Australian Lefty on Politics, Governance, Science and Info Management

Latest thinking on addiction

Posted by Dave Bath on 2008-05-19

Just when alcopops and alcohol harm reduction are in the public eye comes a very useful insight into the subject of addiction generally…

An excellent review of the neuropharmacology of addiction (British Journal of Pharmacology doi:10.1038/bjp.2008.131) has been made freely available from the Nature website (2008-04-14) as HTML and PDF.  (I recommend the HTML version if you want to see reviews).  Snippets over the fold.

It’s worth noting that the impact of addiction on GDP (at least in the US) is 3.5%, roughly equivalent to annual GDP growth.  Add in the harm from other addictions involving similar neural mechanisms but not "classical" drugs (including, dare I say, power-addiction), and this is obviously a serious issue for the economic, as well as social, wellbeing of the nation.

From the abstract…

… the authors endeavour to describe the latest thinking on the neural theory of addiction and corresponding novel pharmacotherapeutic targets, and in this way to set the stage for future advances in research and drug development

From the front of the full article… (my bolding)

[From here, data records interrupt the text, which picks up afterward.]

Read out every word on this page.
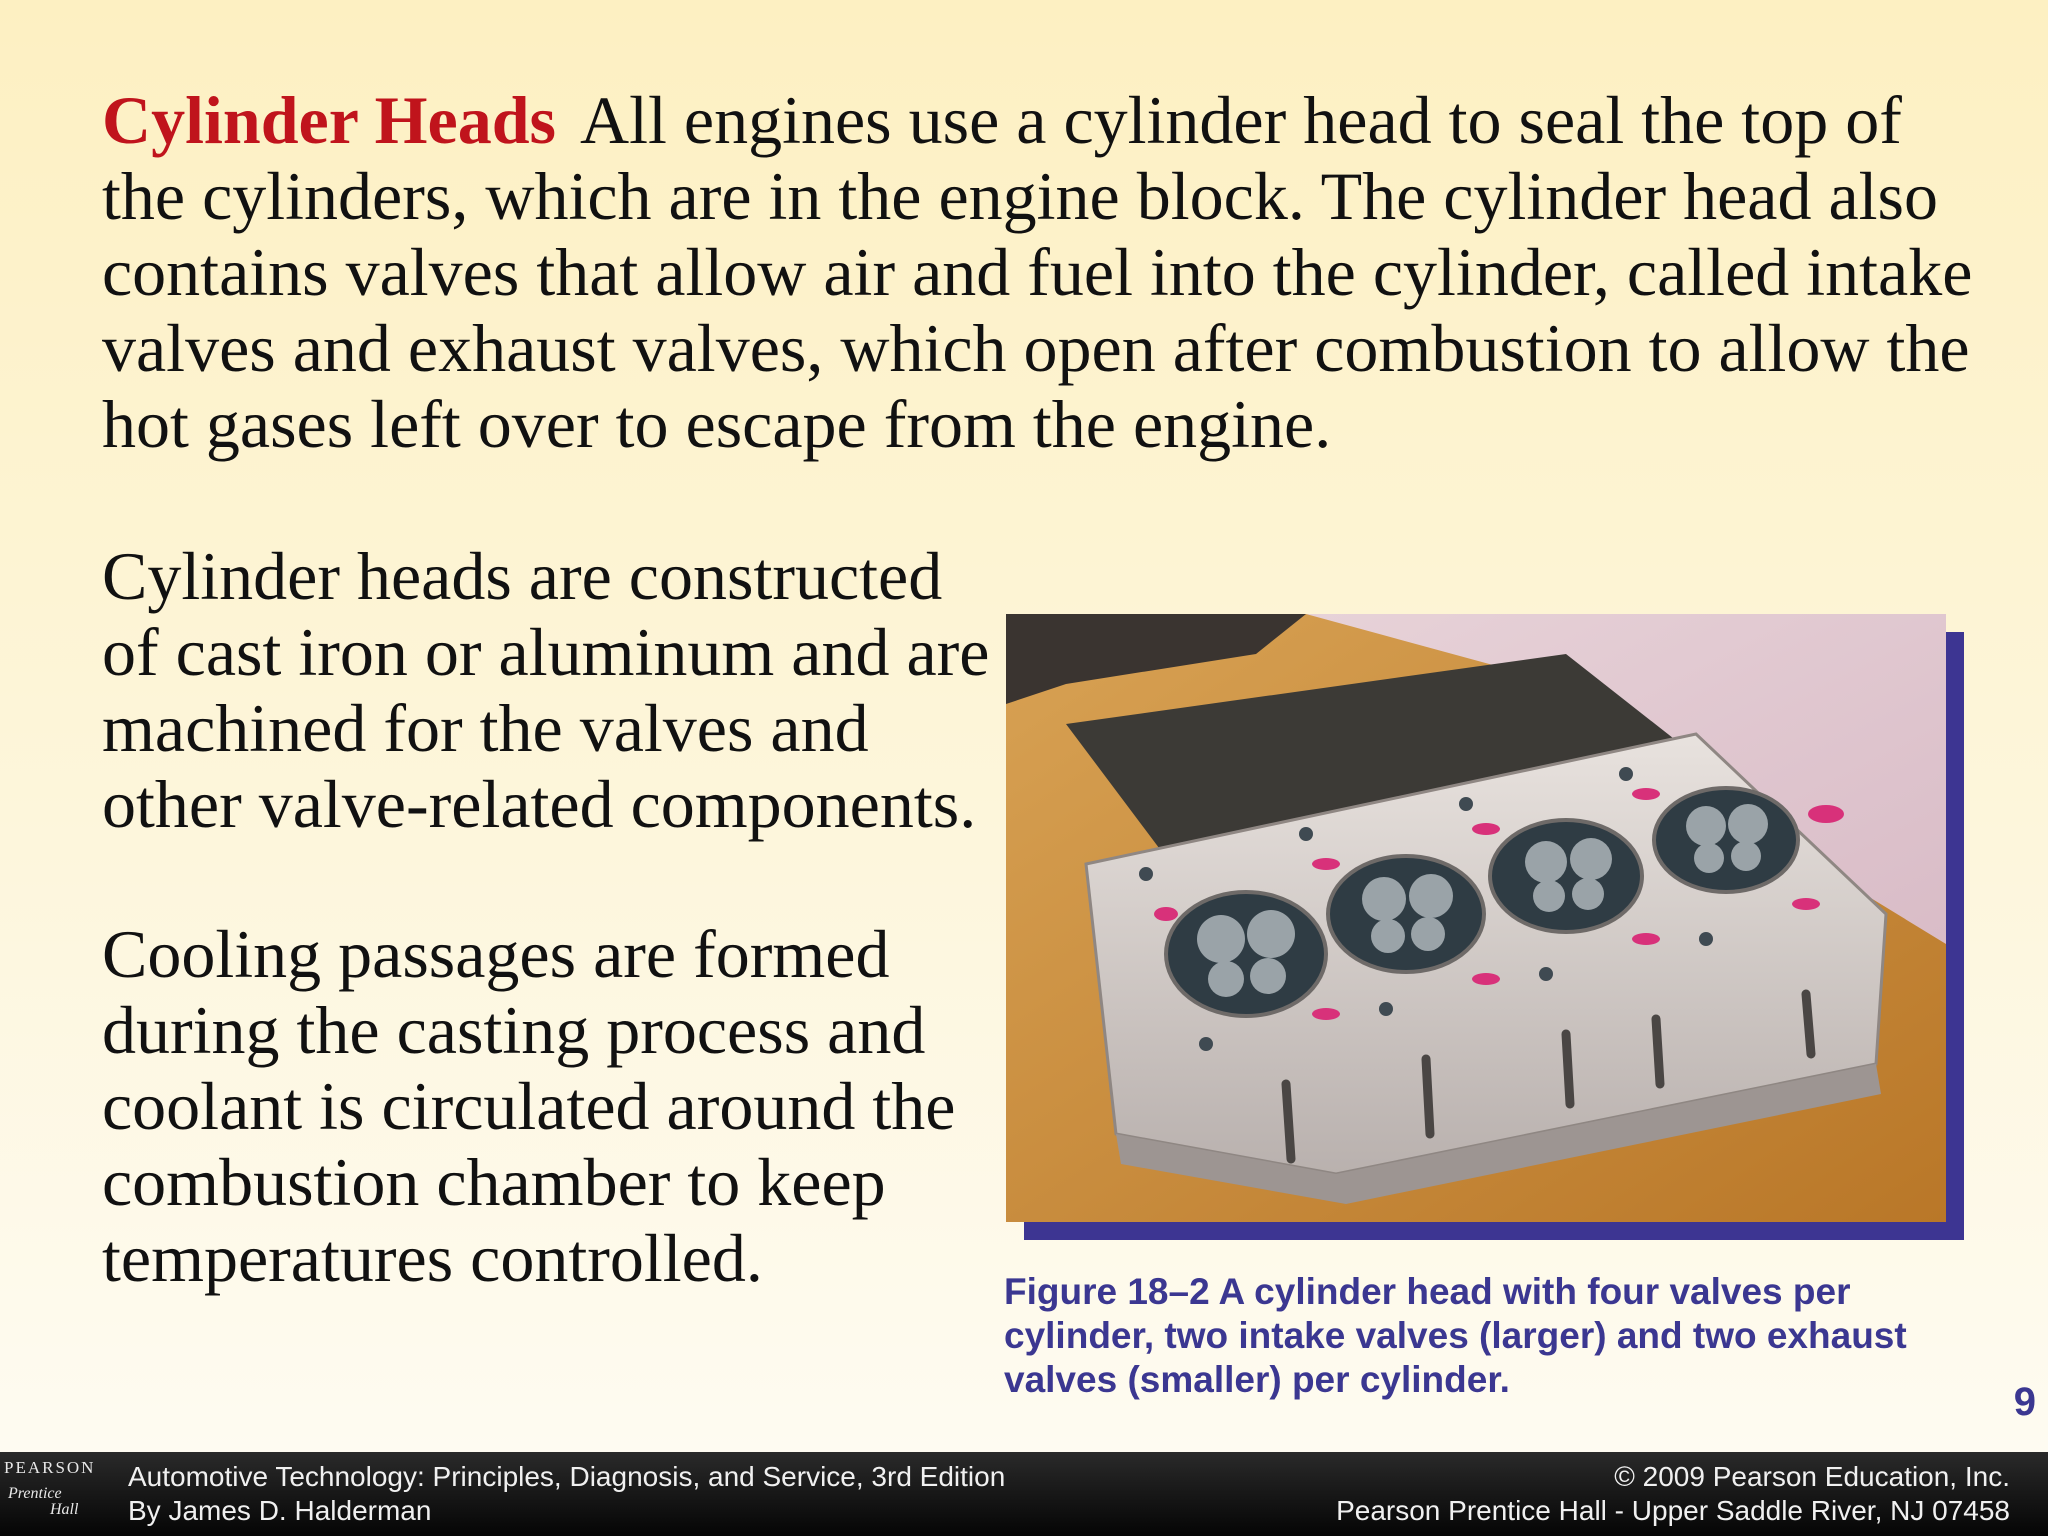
Cylinder Heads All engines use a cylinder head to seal the top of the cylinders, which are in the engine block. The cylinder head also contains valves that allow air and fuel into the cylinder, called intake valves and exhaust valves, which open after combustion to allow the hot gases left over to escape from the engine.

Cylinder heads are constructed of cast iron or aluminum and are machined for the valves and other valve-related components.

Cooling passages are formed during the casting process and coolant is circulated around the combustion chamber to keep temperatures controlled.	Figure 18–2 A cylinder head with four valves per cylinder, two intake valves (larger) and two exhaust valves (smaller) per cylinder.

9
PEARSON
Prentice
Hall
Automotive Technology: Principles, Diagnosis, and Service, 3rd Edition
By James D. Halderman
© 2009 Pearson Education, Inc.
Pearson Prentice Hall - Upper Saddle River, NJ 07458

Substance abuse and addiction are major public health issues of both the developed and the developing world.  Importantly however, we should acknowledge that addiction is not a disease of the modern era.  Indeed, mankind has been characterized throughout history as being a species that actively seeks to undergo ‘mind-altering’ experiences be it for cultural, religious or social reasons.  Thus, while we should not blame the industrial and/or technological revolutions as contributors to the issue, we should actively seek to utilize their advancements to assist in seeking answers to the problem.  Firstly, we need to understand the scale of the problem—sobering statistics may help to devise solutions for sobriety.  The most recent published data (US Department of Health & Human Services) available suggest that the incidence of substance-use disorders among the general population is approximately 9.2% (see Aldworth et al., 2007).  The financial burden of drug addiction/dependence/abuse is rather difficult to determine; however, it has been suggested to cost up to 3.5% of the gross domestic product within Western society (Pouletty, 2002).  Importantly, these figures only account for the economic burden, while addiction also carries an enormous and impossible-to-underestimate social and emotional burden.  Unfortunately, the cost of addiction to society is not mirrored by the funds invested for either basic or clinical research into this mind disorder.

I must wonder whether the alcopop and alcohol harm reduction bill will be associated with funds for research and treatment commensurate with the economic impact.  If not, the government opens itself up to accusations of caring more about political advantage than fixing problems.